An Iraqi police commander, who refused to give his name, said the attackers, in a white Chevrolet pickup, drove down a main road passing a few hundred yards from the hotel and stopped at the edge of the city's main Zawra Park and Zoo. Security guards of the new Facilities Protection Service spotted the activity.

"We approached him (the driver) to tell him to move the car. When he saw us, he fled," one of the injured guards, Jabbar Tarek, said at a nearby hospital.

As Tarek and others approached, the rockets fired off from the blue trailer, police said. Tarek said the guards weren't armed, or "I would have fired on him."

Later Sunday morning, U.S. soldiers could be seen removing at least two 3-foot-long rockets from the trailer.

"There is no guarantee we can protect against this kind of thing unless we have soldiers on every block," said Lt. Brian Dowd of Nanuet, N.Y., a 1st Armored Division reconnaissance officer at the scene.

Barely a mile away, the road crosses the Tigris River at the 14th of July Bridge, which U.S. authorities reopened Saturday for the first time since the city fell to American troops in April.

Iraqi security guard Dafer Jawad, 28, said that from the convention center he saw projectiles flying toward the hotel.

"There was a whooshing sound," he said. "One landed in the front of the hotel. I saw very heavy white smoke in front of the hotel.... Many people started rushing across from the hotel into the Convention Center."

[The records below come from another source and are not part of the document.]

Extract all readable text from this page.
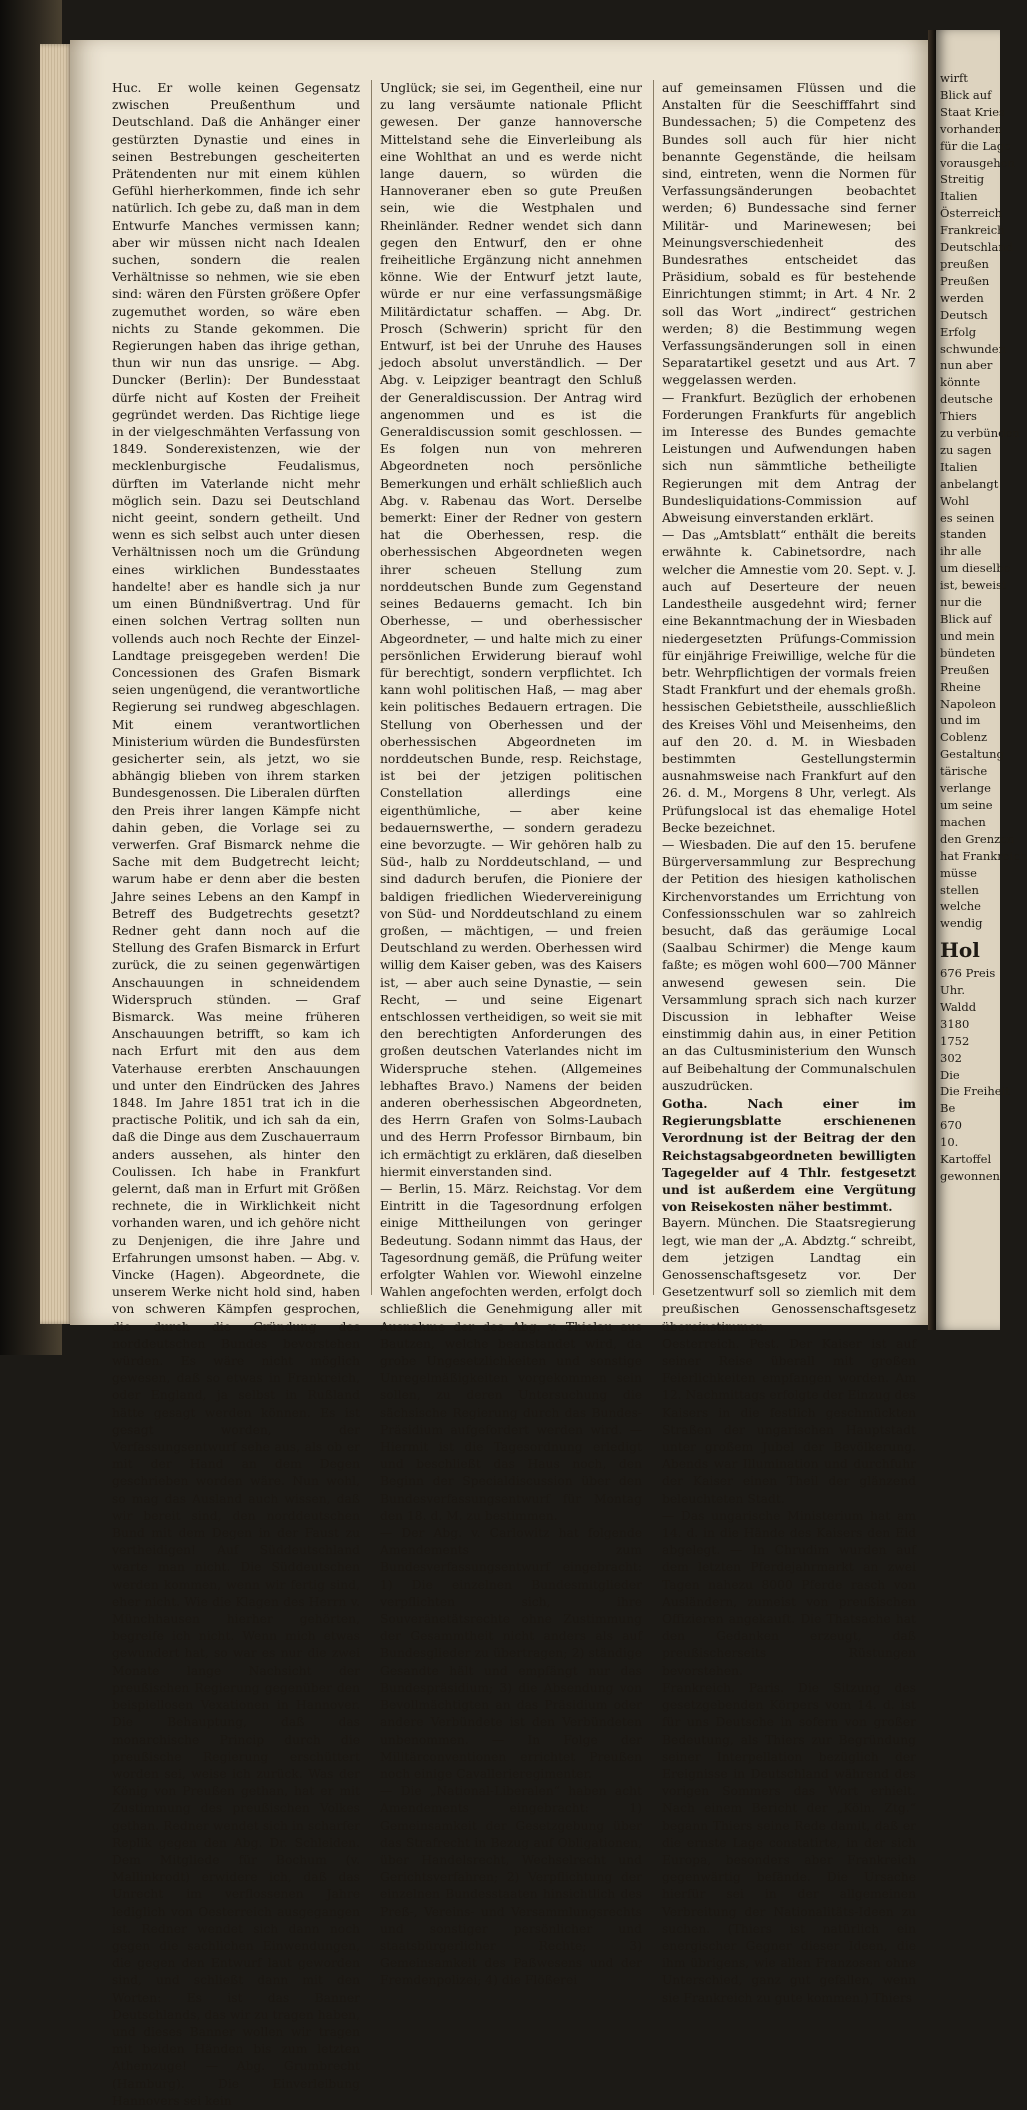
Huc. Er wolle keinen Gegensatz zwischen Preußenthum und Deutschland. Daß die Anhänger einer gestürzten Dynastie und eines in seinen Bestrebungen gescheiterten Prätendenten nur mit einem kühlen Gefühl hierherkommen, finde ich sehr natürlich. Ich gebe zu, daß man in dem Entwurfe Manches vermissen kann; aber wir müssen nicht nach Idealen suchen, sondern die realen Verhältnisse so nehmen, wie sie eben sind: wären den Fürsten größere Opfer zugemuthet worden, so wäre eben nichts zu Stande gekommen. Die Regierungen haben das ihrige gethan, thun wir nun das unsrige. — Abg. Duncker (Berlin): Der Bundesstaat dürfe nicht auf Kosten der Freiheit gegründet werden. Das Richtige liege in der vielgeschmähten Verfassung von 1849. Sonderexistenzen, wie der mecklenburgische Feudalismus, dürften im Vaterlande nicht mehr möglich sein. Dazu sei Deutschland nicht geeint, sondern getheilt. Und wenn es sich selbst auch unter diesen Verhältnissen noch um die Gründung eines wirklichen Bundesstaates handelte! aber es handle sich ja nur um einen Bündnißvertrag. Und für einen solchen Vertrag sollten nun vollends auch noch Rechte der Einzel-Landtage preisgegeben werden! Die Concessionen des Grafen Bismark seien ungenügend, die verantwortliche Regierung sei rundweg abgeschlagen. Mit einem verantwortlichen Ministerium würden die Bundesfürsten gesicherter sein, als jetzt, wo sie abhängig blieben von ihrem starken Bundesgenossen. Die Liberalen dürften den Preis ihrer langen Kämpfe nicht dahin geben, die Vorlage sei zu verwerfen. Graf Bismarck nehme die Sache mit dem Budgetrecht leicht; warum habe er denn aber die besten Jahre seines Lebens an den Kampf in Betreff des Budgetrechts gesetzt? Redner geht dann noch auf die Stellung des Grafen Bismarck in Erfurt zurück, die zu seinen gegenwärtigen Anschauungen in schneidendem Widerspruch stünden. — Graf Bismarck. Was meine früheren Anschauungen betrifft, so kam ich nach Erfurt mit den aus dem Vaterhause ererbten Anschauungen und unter den Eindrücken des Jahres 1848. Im Jahre 1851 trat ich in die practische Politik, und ich sah da ein, daß die Dinge aus dem Zuschauerraum anders aussehen, als hinter den Coulissen. Ich habe in Frankfurt gelernt, daß man in Erfurt mit Größen rechnete, die in Wirklichkeit nicht vorhanden waren, und ich gehöre nicht zu Denjenigen, die ihre Jahre und Erfahrungen umsonst haben. — Abg. v. Vincke (Hagen). Abgeordnete, die unserem Werke nicht hold sind, haben von schweren Kämpfen gesprochen, die durch die Gründung des norddeutschen Bundes bevorstehen würden. Es wäre nicht möglich gewesen, daß so etwas in Frankreich, oder England, ja selbst in Rußland hätte gesagt werden können. Es ist gesagt worden, der Verfassungsentwurf sehe aus, als ob er mit der Hand an dem Degen geschrieben worden wäre. Nun wohl, so mag das Ausland auch wissen, daß wir bereit sind, den norddeutschen Bund mit dem Degen in der Faust zu vertheidigen! Auf Süddeutschland warte man nicht. Die Süddeutschen werden kommen, wenn wir fertig sind, eher nicht. Wie die Klagen des Herrn v. Münchhausen hierher gehörten, begreife ich nicht. Wenn mich etwas gewundert hat, so war es nur die zwei Monate lange Nachsicht der preußischen Regierung gegenüber den beispiellosen Vexationen in Hannover. Die Behauptung, daß das monarchische Princip durch die preußische Regierung erschüttert worden sei, weise ich zurück. Was der König von Preußen gethan, hat er mit Zustimmung des preußischen Volkes gethan. Redner wendet sich in scharfer Replik gegen den Abg. Dr. Schleiden. Dem Mitgliede für Bochum (v. Mallinkrodt) erwidere ich, daß das Unrecht im verflossenen Jahre lediglich von Oesterreich ausgegangen ist. Redner wendet sich dann noch gegen die sachlichen Einwendungen, die gegen den Entwurf laut geworden sind, und schließt dann mit den Worten: Es ist das Banner Deutschlands, das wir zu tragen haben, und dieses Banner wollen wir tragen mit beiden Händen bis zum letzten Athemzuge! — Abg. Grumbrecht (Hamburg). Die Einverleibung Hannovers sei kein

Unglück; sie sei, im Gegentheil, eine nur zu lang versäumte nationale Pflicht gewesen. Der ganze hannoversche Mittelstand sehe die Einverleibung als eine Wohlthat an und es werde nicht lange dauern, so würden die Hannoveraner eben so gute Preußen sein, wie die Westphalen und Rheinländer. Redner wendet sich dann gegen den Entwurf, den er ohne freiheitliche Ergänzung nicht annehmen könne. Wie der Entwurf jetzt laute, würde er nur eine verfassungsmäßige Militärdictatur schaffen. — Abg. Dr. Prosch (Schwerin) spricht für den Entwurf, ist bei der Unruhe des Hauses jedoch absolut unverständlich. — Der Abg. v. Leipziger beantragt den Schluß der Generaldiscussion. Der Antrag wird angenommen und es ist die Generaldiscussion somit geschlossen. — Es folgen nun von mehreren Abgeordneten noch persönliche Bemerkungen und erhält schließlich auch Abg. v. Rabenau das Wort. Derselbe bemerkt: Einer der Redner von gestern hat die Oberhessen, resp. die oberhessischen Abgeordneten wegen ihrer scheuen Stellung zum norddeutschen Bunde zum Gegenstand seines Bedauerns gemacht. Ich bin Oberhesse, — und oberhessischer Abgeordneter, — und halte mich zu einer persönlichen Erwiderung bierauf wohl für berechtigt, sondern verpflichtet. Ich kann wohl politischen Haß, — mag aber kein politisches Bedauern ertragen. Die Stellung von Oberhessen und der oberhessischen Abgeordneten im norddeutschen Bunde, resp. Reichstage, ist bei der jetzigen politischen Constellation allerdings eine eigenthümliche, — aber keine bedauernswerthe, — sondern geradezu eine bevorzugte. — Wir gehören halb zu Süd-, halb zu Norddeutschland, — und sind dadurch berufen, die Pioniere der baldigen friedlichen Wiedervereinigung von Süd- und Norddeutschland zu einem großen, — mächtigen, — und freien Deutschland zu werden. Oberhessen wird willig dem Kaiser geben, was des Kaisers ist, — aber auch seine Dynastie, — sein Recht, — und seine Eigenart entschlossen vertheidigen, so weit sie mit den berechtigten Anforderungen des großen deutschen Vaterlandes nicht im Widerspruche stehen. (Allgemeines lebhaftes Bravo.) Namens der beiden anderen oberhessischen Abgeordneten, des Herrn Grafen von Solms-Laubach und des Herrn Professor Birnbaum, bin ich ermächtigt zu erklären, daß dieselben hiermit einverstanden sind.

— Berlin, 15. März. Reichstag. Vor dem Eintritt in die Tagesordnung erfolgen einige Mittheilungen von geringer Bedeutung. Sodann nimmt das Haus, der Tagesordnung gemäß, die Prüfung weiter erfolgter Wahlen vor. Wiewohl einzelne Wahlen angefochten werden, erfolgt doch schließlich die Genehmigung aller mit Ausnahme der des Abg. v. Thielau aus Bautzen, welche beanstandet wird, da grobe Ungesetzlichkeiten und sonstige Unregelmäßigkeiten vorgekommen sein sollen, zu deren Untersuchung die sächsische Regierung durch das Bundes-Präsidium aufgefordert werden wird. — Hiermit ist die Tagesordnung erledigt und beschließt das Haus noch, den Beginn der Specialdiscussion über den Bundesverfassungsentwurf für Montag den 18. d. M. zu bestimmen.

— Der Abg. v. Carlowitz hat folgende Amendements zum Bundesverfassungsentwurf eingebracht: 1) Die einzelnen Bundesmitglieder verpflichten sich, ihre Souveränetätsrechte ohne Zustimmung der Gesammtheit nicht anders als auf Bundesglieder zu übertragen; 2) ständige Gesandte hält und empfängt nur das Bundespräsidium; 3) die Absendung von Bevollmächtigten an das Präsidium oder andere Verbündete ist den Verbündeten unbenommen. — In Folge der Militärconventionen errichtet Preußen noch einige Cavallerieregimenter.

— Die „National-Liberalen“ haben acht Amendements eingebracht: 1) Gemeinsamkeit der Gesetzgebung über das Strafrecht in Bezug auf Obligationen, über Handelsrecht, Wechselrecht und Gerichtsverfahren; 2) Verpflichtung der einzelnen Bundesstaaten hinsichtlich des Preß-, Vereins- und Versammlungsrechts und sonstiger persönlicher und staatsbürgerlicher Rechte; 3) Gemeinsamkeit des Paßwesens und der Fremdenpolizei; 4) die Flößerei

auf gemeinsamen Flüssen und die Anstalten für die Seeschifffahrt sind Bundessachen; 5) die Competenz des Bundes soll auch für hier nicht benannte Gegenstände, die heilsam sind, eintreten, wenn die Normen für Verfassungsänderungen beobachtet werden; 6) Bundessache sind ferner Militär- und Marinewesen; bei Meinungsverschiedenheit des Bundesrathes entscheidet das Präsidium, sobald es für bestehende Einrichtungen stimmt; in Art. 4 Nr. 2 soll das Wort „indirect“ gestrichen werden; 8) die Bestimmung wegen Verfassungsänderungen soll in einen Separatartikel gesetzt und aus Art. 7 weggelassen werden.

— Frankfurt. Bezüglich der erhobenen Forderungen Frankfurts für angeblich im Interesse des Bundes gemachte Leistungen und Aufwendungen haben sich nun sämmtliche betheiligte Regierungen mit dem Antrag der Bundesliquidations-Commission auf Abweisung einverstanden erklärt.

— Das „Amtsblatt“ enthält die bereits erwähnte k. Cabinetsordre, nach welcher die Amnestie vom 20. Sept. v. J. auch auf Deserteure der neuen Landestheile ausgedehnt wird; ferner eine Bekanntmachung der in Wiesbaden niedergesetzten Prüfungs-Commission für einjährige Freiwillige, welche für die betr. Wehrpflichtigen der vormals freien Stadt Frankfurt und der ehemals großh. hessischen Gebietstheile, ausschließlich des Kreises Vöhl und Meisenheims, den auf den 20. d. M. in Wiesbaden bestimmten Gestellungstermin ausnahmsweise nach Frankfurt auf den 26. d. M., Morgens 8 Uhr, verlegt. Als Prüfungslocal ist das ehemalige Hotel Becke bezeichnet.

— Wiesbaden. Die auf den 15. berufene Bürgerversammlung zur Besprechung der Petition des hiesigen katholischen Kirchenvorstandes um Errichtung von Confessionsschulen war so zahlreich besucht, daß das geräumige Local (Saalbau Schirmer) die Menge kaum faßte; es mögen wohl 600—700 Männer anwesend gewesen sein. Die Versammlung sprach sich nach kurzer Discussion in lebhafter Weise einstimmig dahin aus, in einer Petition an das Cultusministerium den Wunsch auf Beibehaltung der Communalschulen auszudrücken.

Gotha. Nach einer im Regierungsblatte erschienenen Verordnung ist der Beitrag der den Reichstagsabgeordneten bewilligten Tagegelder auf 4 Thlr. festgesetzt und ist außerdem eine Vergütung von Reisekosten näher bestimmt.

Bayern. München. Die Staatsregierung legt, wie man der „A. Abdztg.“ schreibt, dem jetzigen Landtag ein Genossenschaftsgesetz vor. Der Gesetzentwurf soll so ziemlich mit dem preußischen Genossenschaftsgesetz übereinstimmen.

Oesterreich. Pest. Der Kaiser ist auf seiner Reise überall mit großen Feierlichkeiten empfangen worden. Am 12. Nachmittags erfolgte der Einzug des Kaisers in die festlich geschmückten Straßen der ungarischen Hauptstadt unter großem Jubel der Bevölkerung. Abends war Illumination und durchfuhr der Kaiser einen Theil der glänzend beleuchteten Stadt.

— Das ungarische Ministerium hat am 14. d. in die Hände des Kaisers den Eid abgelegt. — In Chrudim wurden auf dem letzten Pferdejahrmarkt an zwei Tagen nahezu 8000 Pferde rasch von Ausländern, zumeist von preußischen Offizieren angekauft. Die Thatsache hat den Gedanken erzeugt, daß preußischerseits Rüstungen bevorstehen.

Frankreich. Paris. Die Sitzung des gesetzgebenden Körpers vom 14. d. ist für uns Deutsche in sofern von großer Bedeutung, als Thiers zur Begründung seiner Interpellation bezüglich der Ereignisse in Deutschland während des vorigen Sommers das Wort erhielt. Nach einem Bericht der „Köln. Ztg.“ begann Thiers seine Rede damit, daß er die ernste Lage constatirte, in der sich Europa, besonders aber Frankreich gegenwärtig befände. Die Ursache hierfür sei in der allgemeinen Verbreitung der Nationalitäts-Ideen zu suchen. (Thiers ist natürlich ein energischer Gegner dieser Ideen, die ihm übrigens, wie allen Franzosen ohne Unterschied, ganz gut gefallen, wenn sie Frankreich zu gute kommen.) Thiers

wirft
Blick auf
Staat Kries
vorhanden
für die Lage
vorausgehen
Streitig
Italien
Österreich
Frankreich
Deutschland
preußen
Preußen
werden
Deutsch
Erfolg
schwunden
nun aber
könnte
deutsche
Thiers
zu verbünden
zu sagen
Italien
anbelangt
Wohl
es seinen
standen
ihr alle
um dieselbe
ist, beweist
nur die
Blick auf
und mein
bündeten
Preußen
Rheine
Napoleon
und im
Coblenz
Gestaltung
tärische
verlange
um seine
machen
den Grenzen
hat Frankreich
müsse
stellen
welche
wendig
Hol
676 Preis
Uhr.
Waldd
3180
1752
302
Die
Die Freiheit
Be
670
10.
Kartoffel
gewonnen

The hotel also was attacked Sept. 27 with small rockets or rocket-propelled grenades, causing only minimal damage.

U.S. officials had warned that "Islamic extremists" planned to carry out a suicide bombing attack against an unspecified hotel in the city's Karrada district used by Westerners. But the warning did not specify a target, and the Al Rasheed is not in that district.

A car bomb on Oct. 12 against the Baghdad Hotel, also used by U.S. officials, killed eight people, including the bomber, but security measures prevented the vehicle from reaching the building before it exploded.